To begin training, run:
python train.py --input_file=<PATH/INPUT.pkl> <other arguments>
The program expects a python pickle file, which can be generated using lyrics/clean_lyrics.py.
lyrics/clean_lyrics.py: This program takes in a CSV file that requires items to have fields for song title, artist, and lyrics. The program also filters songs that have fewer than 5 lyric lines and songs with certain keywords in the title (ex. songs that end in "version", like "hold-you-acoustic-version", are filtered out).
train.py: Script that oversees training. See the beginning of the file for a list of acceptable input arguments and what they mean.

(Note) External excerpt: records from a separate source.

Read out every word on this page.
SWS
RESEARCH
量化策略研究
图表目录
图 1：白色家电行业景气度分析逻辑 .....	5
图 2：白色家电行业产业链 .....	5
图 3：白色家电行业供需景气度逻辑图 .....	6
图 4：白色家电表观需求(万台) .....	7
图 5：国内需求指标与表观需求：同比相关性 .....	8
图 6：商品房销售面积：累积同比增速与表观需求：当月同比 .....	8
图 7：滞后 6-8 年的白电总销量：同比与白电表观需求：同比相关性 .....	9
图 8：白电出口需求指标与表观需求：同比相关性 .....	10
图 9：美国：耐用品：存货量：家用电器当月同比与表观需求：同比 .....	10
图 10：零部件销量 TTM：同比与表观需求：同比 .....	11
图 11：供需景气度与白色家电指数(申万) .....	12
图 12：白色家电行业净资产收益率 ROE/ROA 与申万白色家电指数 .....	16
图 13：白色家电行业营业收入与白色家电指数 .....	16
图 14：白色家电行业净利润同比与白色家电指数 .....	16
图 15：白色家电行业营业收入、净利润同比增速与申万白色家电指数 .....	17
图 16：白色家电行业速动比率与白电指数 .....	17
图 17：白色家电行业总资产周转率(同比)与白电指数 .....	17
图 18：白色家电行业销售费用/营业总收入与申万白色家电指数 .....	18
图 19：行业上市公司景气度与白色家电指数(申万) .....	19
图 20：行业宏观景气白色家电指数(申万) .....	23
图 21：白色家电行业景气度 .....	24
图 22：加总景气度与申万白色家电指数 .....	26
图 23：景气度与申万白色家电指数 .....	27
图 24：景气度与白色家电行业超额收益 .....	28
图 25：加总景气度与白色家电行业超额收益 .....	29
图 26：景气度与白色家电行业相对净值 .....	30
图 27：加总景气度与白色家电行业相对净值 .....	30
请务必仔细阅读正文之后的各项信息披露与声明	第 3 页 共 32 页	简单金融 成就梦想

data.py: Contains the LyricsDataset class, used to manage the data. Creates vocabulary if none is provided, splits data into chunks of consecutive lines, processes the melody data for input to the model. Also contains the padding functions used by the dataloader.
model.py: Contains the LyricsRNN class, the non-hierarchical version of our model. Used to train lyrics-only, melody-only, and artist-embed
semantic_model.py: Contains the SemanticLyricsRNN class, the hierarchical model. Used to train with-semantics, no-semantics, and melody-only.
eval.py: Script to run automatic evaluations. Calculates perplexity and generates 50 samples. If artist embeddings were used, calculates cosine similarity between select artists, perplexity when the artist and target lyrics are mismatched, and generates png graphs of PCA and TSNE on the artist embeddings. Expects the paths to a saved model, a test data file, and the evaluation output file name.
lyrics: Contains input files, vocab files, etc.
checkpoints: Contains trained models and training logs.
eval: Contains results of evaluations, generated from running eval.py.
lyrics-only: The simplest baseline. The model is not conditioned on the artist and the second LSTM, is absent. Instead, the output from the first RNN is fed directly into the linear layer.
artist-onehot: Input to the LSTM is a concatenation of the previous word's embedding and a one-hot encoding of the song's artist.
artist-embed: Same as artist-onehot, but uses learned artist embeddings instead of a one-hot encoding.
melody-only: An LSTM that takes in a melody context vector as input and generates aligned lyrics.
no-semantics: A baseline for the hierarchical model, where the semantic generator is not used and the lyrics generator is given random noise as input.
with-semantics: A hierarchical model with the melody context vector omitted from the input.
semantic-melody: The full hierarchical model where the semantics generator's output is fed into the lyrics generator, along with the melody context vector.